Friday, November 12, 2010

SUNDAY, A DAY FOR SOME SERIOUS THINKING.

I make no apology for raising this matter now so close to Remembrance Sunday because the timing has been dictated by P.M. David Cameron. I refer to his hypocritical decision to lecture the Chinese on Human Rights during his visit to that fascinating and mighty country. His haughty and arrogant behaviour has forced a debate on whether "people (Britain) who live in glass houses should throw stones" His vaunted proposals to tell them off about democracy and people's rights was always mendacious and built on sand but, not an unusual pose to strike considering the upbringing enjoyed by him and the nefarious mob there with him. People like Cameron, Osborne, Clegg etc. were not brought up to see Chinese people or many others for that matter as their equals, they were schooled to believe that they had won first prize in the lottery of life by being born British.
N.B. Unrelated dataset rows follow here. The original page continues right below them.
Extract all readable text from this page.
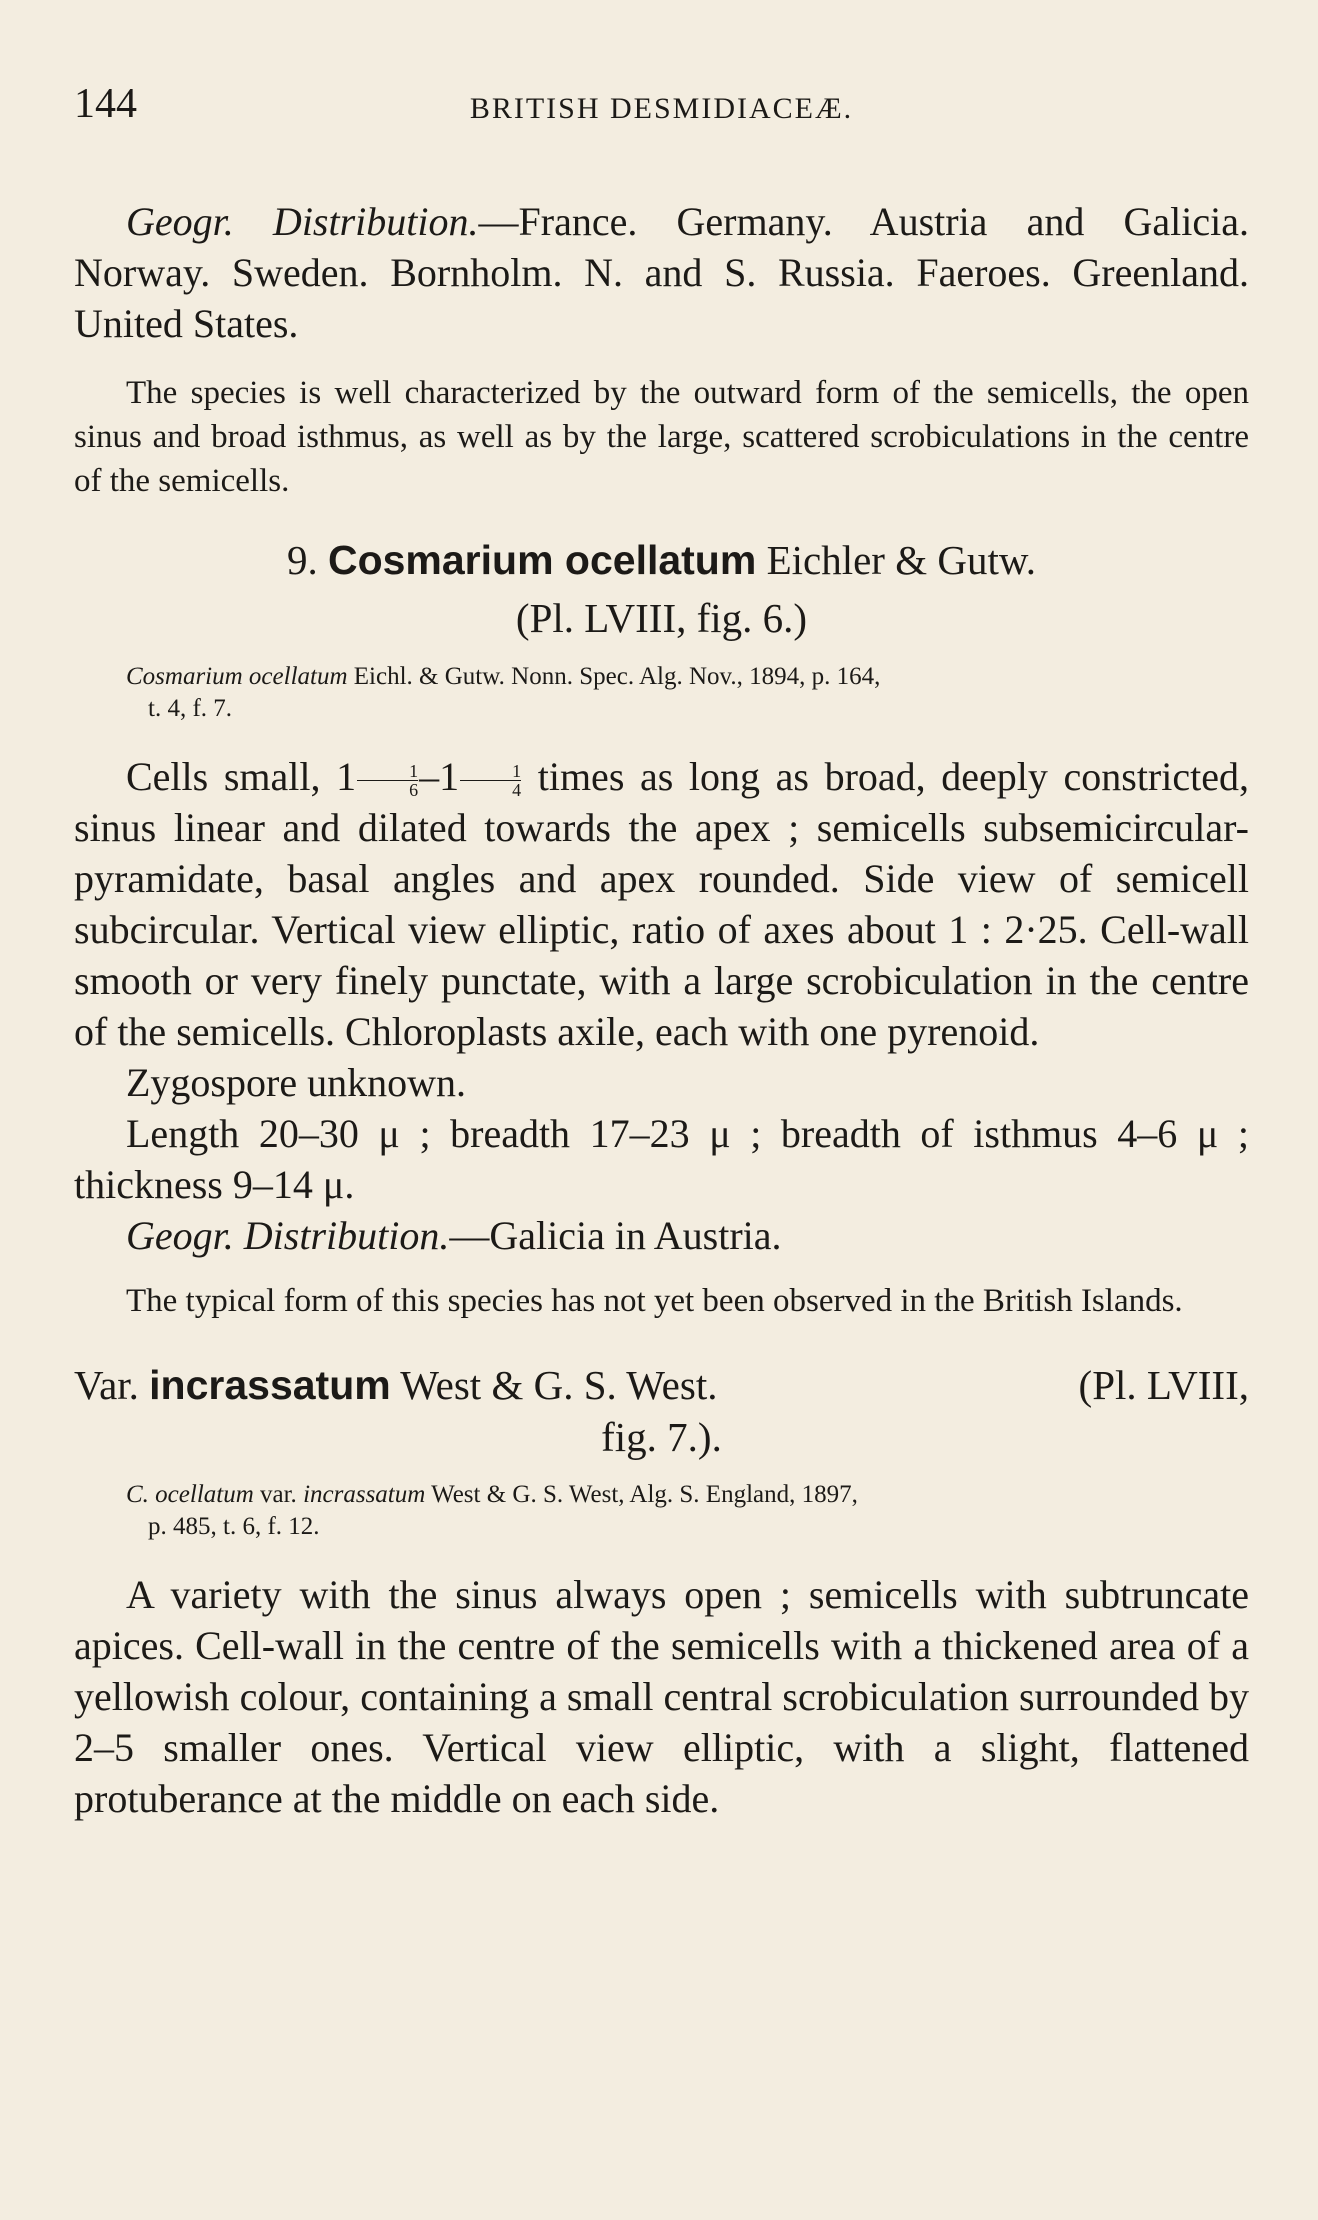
144	BRITISH DESMIDIACEÆ.

Geogr. Distribution.—France. Germany. Austria and Galicia. Norway. Sweden. Bornholm. N. and S. Russia. Faeroes. Greenland. United States.

The species is well characterized by the outward form of the semicells, the open sinus and broad isthmus, as well as by the large, scattered scrobiculations in the centre of the semicells.

9. Cosmarium ocellatum Eichler & Gutw.

(Pl. LVIII, fig. 6.)

Cosmarium ocellatum Eichl. & Gutw. Nonn. Spec. Alg. Nov., 1894, p. 164,
t. 4, f. 7.

Cells small, $1 \frac{1}{6} -1 \frac{1}{4}$ times as long as broad, deeply constricted, sinus linear and dilated towards the apex ; semicells subsemicircular-pyramidate, basal angles and apex rounded. Side view of semicell subcircular. Vertical view elliptic, ratio of axes about 1 : 2·25. Cell-wall smooth or very finely punctate, with a large scrobiculation in the centre of the semicells. Chloroplasts axile, each with one pyrenoid.

Zygospore unknown.

Length 20–30 μ ; breadth 17–23 μ ; breadth of isthmus 4–6 μ ; thickness 9–14 μ.

Geogr. Distribution.—Galicia in Austria.

The typical form of this species has not yet been observed in the British Islands.

Var. incrassatum West & G. S. West.	(Pl. LVIII,
fig. 7.).

C. ocellatum var. incrassatum West & G. S. West, Alg. S. England, 1897,
p. 485, t. 6, f. 12.

A variety with the sinus always open ; semicells with subtruncate apices. Cell-wall in the centre of the semicells with a thickened area of a yellowish colour, containing a small central scrobiculation surrounded by 2–5 smaller ones. Vertical view elliptic, with a slight, flattened protuberance at the middle on each side.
The Chinese though will see through them with ease and perhaps humour them a bit or possibly tell them to stop talking nonsense; they might even throw in a few examples of which there are many as to why they are talking nonsense.

There is a saying which goes "The sun never set on the British Empire because the good Lord would never trust the British in the dark" This could have been said by many including India, Ireland, Palestine, Iraq, The Falklands Etc. Etc. The cretin Bush now tells us that he was right, he has no regrets, torture was O.K. Blair concurs by his silence, neither of whom and I make the assumption here that Blair knew and said nothing, spoke about America's intention to bomb Iran at the behest of the Lunatic State of Israel, we find out about it now and are left to gaze in awe at these two "bringers of death" and tremble at their crazy certainty.

So: many people now who used to think of Remembrance Sunday as a day of peace and thought about past losses are thinking about the behaviour and character of our own country. Cameron has perhaps inadvertently done the country a good turn by highlighting such matters. It is right to honour the dead and that means the dead of every country and those of every colour and religion. The best way to do this and also the best way of reminding people about the terror, cruelty and utter stupidity of war would be to have a universal day of remembrance which reaches every corner of the world allowing the whole "family of man" to reflect that we stand continually on the precipice and that that is no way for civilized people to live.

I will leave the last word with the last veteran of the trenches to die; Harry Patch, who had had a long time to consider his feelings dying at the age of 111.

"War isn't worth one life," "it is calculated and condoned slaughter of human beings." - "politicians who took us to war should have been given the guns and told to settle their differences themselves, instead of organising nothing better than legalised murder."

In the last years of his life, Patch warned some young naval recruits that they shouldn't join.

I think that he rather than the useless generals knew what he was talking about.